The European Union is drawing up contingency plans to guarantee energy security for the 28-nation bloc under all circumstances, its top energy official said Thursday.
"We are considering all the possible risks and all the possible scenarios. We are not only thinking of Russia," EU Commissioner for Climate Action and Energy, Miguel Arias Canete, said in the Latvian capital Riga.
Heavily dependent on Russian natural gas, the EU has faced the possibility of delivery shortfalls amid tensions between Moscow and Ukraine, which hosts pipelines sending Russian supplies to the bloc.

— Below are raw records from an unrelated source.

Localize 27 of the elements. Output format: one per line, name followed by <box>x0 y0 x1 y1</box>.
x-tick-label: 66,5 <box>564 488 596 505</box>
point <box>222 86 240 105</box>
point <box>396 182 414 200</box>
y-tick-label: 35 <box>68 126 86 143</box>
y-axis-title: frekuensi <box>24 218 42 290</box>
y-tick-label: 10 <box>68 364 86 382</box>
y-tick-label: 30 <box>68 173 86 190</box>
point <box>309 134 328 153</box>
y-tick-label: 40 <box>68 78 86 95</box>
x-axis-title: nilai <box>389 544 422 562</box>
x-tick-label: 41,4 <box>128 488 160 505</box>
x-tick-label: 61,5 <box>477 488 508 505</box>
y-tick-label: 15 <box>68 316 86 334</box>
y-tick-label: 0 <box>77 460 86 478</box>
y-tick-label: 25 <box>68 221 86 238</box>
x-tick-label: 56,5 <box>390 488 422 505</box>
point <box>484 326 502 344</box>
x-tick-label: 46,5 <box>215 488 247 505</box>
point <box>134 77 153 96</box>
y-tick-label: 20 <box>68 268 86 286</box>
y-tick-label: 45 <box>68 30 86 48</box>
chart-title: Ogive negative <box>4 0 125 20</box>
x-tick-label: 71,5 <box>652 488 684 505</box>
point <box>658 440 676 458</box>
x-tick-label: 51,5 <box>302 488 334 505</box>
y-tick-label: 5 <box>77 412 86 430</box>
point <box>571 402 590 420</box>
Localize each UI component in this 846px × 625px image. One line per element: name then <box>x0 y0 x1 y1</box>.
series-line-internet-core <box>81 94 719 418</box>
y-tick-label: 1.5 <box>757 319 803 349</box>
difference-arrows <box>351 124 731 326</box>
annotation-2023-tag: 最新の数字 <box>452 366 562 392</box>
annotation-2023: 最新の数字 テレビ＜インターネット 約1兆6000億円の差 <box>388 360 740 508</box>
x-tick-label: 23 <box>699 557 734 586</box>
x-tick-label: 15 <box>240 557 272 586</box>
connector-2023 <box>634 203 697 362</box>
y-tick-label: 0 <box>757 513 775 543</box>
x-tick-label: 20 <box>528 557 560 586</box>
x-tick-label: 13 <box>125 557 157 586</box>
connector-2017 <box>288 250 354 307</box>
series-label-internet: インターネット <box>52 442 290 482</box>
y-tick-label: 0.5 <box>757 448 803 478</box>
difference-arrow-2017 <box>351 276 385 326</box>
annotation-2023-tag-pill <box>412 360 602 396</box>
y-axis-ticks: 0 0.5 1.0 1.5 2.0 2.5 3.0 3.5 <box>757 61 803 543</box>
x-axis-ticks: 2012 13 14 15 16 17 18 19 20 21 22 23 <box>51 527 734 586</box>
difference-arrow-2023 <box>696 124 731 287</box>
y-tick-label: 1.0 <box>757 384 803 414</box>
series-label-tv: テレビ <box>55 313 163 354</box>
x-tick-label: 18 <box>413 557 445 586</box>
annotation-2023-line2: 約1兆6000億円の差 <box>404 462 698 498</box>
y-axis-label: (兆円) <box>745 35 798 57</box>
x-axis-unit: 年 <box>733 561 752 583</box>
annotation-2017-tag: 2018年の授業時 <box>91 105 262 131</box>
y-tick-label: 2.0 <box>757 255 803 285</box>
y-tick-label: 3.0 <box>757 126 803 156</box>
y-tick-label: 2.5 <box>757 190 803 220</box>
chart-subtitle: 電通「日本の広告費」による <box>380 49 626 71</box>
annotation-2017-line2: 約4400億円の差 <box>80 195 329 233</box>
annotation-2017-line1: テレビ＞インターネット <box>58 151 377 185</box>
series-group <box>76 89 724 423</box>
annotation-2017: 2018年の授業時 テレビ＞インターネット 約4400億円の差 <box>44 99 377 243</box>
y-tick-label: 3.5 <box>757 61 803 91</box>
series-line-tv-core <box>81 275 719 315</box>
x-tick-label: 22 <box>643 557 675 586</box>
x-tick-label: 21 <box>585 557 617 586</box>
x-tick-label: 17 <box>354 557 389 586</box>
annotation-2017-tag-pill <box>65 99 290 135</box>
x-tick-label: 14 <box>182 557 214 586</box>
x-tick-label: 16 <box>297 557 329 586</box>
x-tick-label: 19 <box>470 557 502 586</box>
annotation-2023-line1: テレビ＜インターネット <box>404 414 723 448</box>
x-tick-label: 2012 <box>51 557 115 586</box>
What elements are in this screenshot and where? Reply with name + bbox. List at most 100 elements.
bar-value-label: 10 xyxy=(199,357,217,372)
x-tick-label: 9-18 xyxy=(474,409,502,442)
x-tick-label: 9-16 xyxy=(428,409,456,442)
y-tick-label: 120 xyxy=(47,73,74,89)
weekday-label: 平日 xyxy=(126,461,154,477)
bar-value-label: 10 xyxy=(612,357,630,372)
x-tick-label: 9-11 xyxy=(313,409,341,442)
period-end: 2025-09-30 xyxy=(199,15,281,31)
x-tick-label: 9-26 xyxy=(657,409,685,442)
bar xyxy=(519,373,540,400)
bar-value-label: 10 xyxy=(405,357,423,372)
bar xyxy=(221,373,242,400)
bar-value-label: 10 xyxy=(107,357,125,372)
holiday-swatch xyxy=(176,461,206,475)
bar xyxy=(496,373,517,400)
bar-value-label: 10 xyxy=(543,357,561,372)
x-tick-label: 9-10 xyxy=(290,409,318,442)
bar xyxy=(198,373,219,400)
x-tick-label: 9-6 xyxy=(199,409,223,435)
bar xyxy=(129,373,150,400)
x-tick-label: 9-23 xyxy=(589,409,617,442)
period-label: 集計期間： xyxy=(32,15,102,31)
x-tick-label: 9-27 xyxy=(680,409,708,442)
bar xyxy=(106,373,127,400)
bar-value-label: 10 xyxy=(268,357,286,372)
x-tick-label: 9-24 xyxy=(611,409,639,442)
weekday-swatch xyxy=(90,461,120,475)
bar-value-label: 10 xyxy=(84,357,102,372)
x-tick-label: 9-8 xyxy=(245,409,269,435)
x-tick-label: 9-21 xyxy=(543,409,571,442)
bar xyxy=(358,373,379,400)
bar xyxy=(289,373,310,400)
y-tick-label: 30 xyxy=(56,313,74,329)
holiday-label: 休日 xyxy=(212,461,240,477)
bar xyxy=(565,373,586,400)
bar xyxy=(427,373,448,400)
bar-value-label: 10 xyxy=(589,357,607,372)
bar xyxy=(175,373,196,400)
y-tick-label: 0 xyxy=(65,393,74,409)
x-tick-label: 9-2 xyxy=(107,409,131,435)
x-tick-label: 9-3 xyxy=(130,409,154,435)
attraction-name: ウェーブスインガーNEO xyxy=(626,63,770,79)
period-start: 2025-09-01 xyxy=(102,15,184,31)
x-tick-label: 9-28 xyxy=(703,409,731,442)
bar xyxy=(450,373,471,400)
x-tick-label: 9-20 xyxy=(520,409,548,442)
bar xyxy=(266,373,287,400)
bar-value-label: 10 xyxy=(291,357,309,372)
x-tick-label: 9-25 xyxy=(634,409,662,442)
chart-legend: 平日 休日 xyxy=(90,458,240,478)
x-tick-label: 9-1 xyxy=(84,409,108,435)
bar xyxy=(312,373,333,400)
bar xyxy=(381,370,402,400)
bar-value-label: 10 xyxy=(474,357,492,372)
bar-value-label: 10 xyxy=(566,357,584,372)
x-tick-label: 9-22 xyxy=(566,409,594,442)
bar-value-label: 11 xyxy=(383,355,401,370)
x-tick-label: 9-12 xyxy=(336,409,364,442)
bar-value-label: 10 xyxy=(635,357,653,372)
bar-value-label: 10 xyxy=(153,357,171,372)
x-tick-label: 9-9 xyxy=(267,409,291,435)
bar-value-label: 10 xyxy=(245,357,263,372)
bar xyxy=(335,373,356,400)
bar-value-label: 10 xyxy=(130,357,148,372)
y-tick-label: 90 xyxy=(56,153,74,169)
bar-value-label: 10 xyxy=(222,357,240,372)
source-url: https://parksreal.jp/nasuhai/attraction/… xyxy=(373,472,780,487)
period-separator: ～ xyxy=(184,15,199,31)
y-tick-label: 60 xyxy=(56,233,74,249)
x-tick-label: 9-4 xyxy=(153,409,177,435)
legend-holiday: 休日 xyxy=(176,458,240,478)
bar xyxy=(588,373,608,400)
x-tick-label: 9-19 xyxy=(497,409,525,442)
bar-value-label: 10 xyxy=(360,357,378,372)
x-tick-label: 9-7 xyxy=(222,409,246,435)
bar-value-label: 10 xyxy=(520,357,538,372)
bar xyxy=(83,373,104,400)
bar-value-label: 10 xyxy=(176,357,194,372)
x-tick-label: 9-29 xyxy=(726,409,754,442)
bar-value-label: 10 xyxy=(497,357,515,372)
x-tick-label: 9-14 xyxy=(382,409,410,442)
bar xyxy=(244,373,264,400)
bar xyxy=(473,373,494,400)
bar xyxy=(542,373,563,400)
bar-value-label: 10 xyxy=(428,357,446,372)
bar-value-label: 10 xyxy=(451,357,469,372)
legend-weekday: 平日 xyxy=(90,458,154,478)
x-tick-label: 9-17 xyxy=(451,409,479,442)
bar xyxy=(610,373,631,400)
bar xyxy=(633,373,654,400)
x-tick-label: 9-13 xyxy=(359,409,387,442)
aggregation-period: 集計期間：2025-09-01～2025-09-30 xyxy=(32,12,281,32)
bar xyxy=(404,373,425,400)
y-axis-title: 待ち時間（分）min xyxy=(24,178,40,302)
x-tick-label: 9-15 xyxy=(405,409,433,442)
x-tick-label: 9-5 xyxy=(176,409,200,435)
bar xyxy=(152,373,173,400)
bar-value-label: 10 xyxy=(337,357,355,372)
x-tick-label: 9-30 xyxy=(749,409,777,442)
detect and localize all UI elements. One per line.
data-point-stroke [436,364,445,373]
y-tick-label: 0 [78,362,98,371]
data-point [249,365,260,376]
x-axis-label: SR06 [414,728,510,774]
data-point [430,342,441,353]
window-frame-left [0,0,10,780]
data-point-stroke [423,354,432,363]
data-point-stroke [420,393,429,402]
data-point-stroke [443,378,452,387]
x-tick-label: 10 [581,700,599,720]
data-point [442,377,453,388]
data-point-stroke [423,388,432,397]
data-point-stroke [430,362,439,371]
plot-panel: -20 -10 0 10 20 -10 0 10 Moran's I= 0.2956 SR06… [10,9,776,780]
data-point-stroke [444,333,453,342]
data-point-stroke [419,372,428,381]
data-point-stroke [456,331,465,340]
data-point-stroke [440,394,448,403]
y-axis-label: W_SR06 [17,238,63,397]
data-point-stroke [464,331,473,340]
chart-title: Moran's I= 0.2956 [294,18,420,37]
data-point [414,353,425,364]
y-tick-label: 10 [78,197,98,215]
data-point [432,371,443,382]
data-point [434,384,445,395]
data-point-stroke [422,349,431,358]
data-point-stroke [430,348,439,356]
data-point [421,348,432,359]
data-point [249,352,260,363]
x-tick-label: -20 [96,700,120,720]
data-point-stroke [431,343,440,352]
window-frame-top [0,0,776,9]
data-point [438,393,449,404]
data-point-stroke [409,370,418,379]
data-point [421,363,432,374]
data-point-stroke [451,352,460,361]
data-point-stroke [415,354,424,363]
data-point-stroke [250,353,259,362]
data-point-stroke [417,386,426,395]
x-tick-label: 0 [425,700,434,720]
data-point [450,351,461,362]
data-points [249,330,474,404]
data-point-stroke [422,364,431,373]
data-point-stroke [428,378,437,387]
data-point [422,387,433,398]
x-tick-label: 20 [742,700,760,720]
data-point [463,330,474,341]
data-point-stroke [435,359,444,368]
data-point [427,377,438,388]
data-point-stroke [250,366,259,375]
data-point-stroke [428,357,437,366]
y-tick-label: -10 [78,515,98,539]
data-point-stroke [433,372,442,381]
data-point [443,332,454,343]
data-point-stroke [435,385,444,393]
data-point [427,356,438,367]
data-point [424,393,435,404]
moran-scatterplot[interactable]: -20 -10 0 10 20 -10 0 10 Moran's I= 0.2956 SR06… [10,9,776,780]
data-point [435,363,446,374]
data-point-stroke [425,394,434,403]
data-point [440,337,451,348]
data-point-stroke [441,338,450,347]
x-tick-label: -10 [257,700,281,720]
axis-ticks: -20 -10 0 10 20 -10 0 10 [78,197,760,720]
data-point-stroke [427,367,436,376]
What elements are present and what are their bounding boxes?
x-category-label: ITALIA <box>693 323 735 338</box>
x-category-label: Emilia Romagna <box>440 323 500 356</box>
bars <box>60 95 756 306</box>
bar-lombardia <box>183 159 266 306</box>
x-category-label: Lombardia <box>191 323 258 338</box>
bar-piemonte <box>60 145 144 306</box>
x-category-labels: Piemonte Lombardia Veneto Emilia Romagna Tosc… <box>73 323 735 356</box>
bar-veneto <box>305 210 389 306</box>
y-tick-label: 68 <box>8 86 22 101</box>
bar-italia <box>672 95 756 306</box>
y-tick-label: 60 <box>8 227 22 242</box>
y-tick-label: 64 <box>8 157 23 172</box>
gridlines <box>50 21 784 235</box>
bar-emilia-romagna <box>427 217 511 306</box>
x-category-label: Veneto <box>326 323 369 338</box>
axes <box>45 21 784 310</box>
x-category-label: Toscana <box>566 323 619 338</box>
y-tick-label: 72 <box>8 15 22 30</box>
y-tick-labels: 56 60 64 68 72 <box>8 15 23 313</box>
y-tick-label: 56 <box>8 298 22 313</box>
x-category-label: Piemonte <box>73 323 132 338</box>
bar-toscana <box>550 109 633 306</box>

"With the solidarity among the 28 member states of the European Union, we can face any crisis that may come in the future," said Canete following a meeting of EU environment and energy ministers under the auspices of Latvia's six-month stint as EU president.
He added that "no member state" can be dependent upon a single supplier but insisted Brussels was not singling out Russia.
"The Russians will continue to be a very important supplier to the European Union, not only in gas, but also in coal, in oil and in uranium -- but on a market basis," Canete said.
The EU unveiled plans in February for a continent-wide single energy market to reduce its uneasy reliance on Russian supplies and cut a massive annual import bill of some 400 billion euros ($430 billion).
Energy supplies have not been part of the raft of Western punitive measures against Russia over its role in the Ukraine crisis.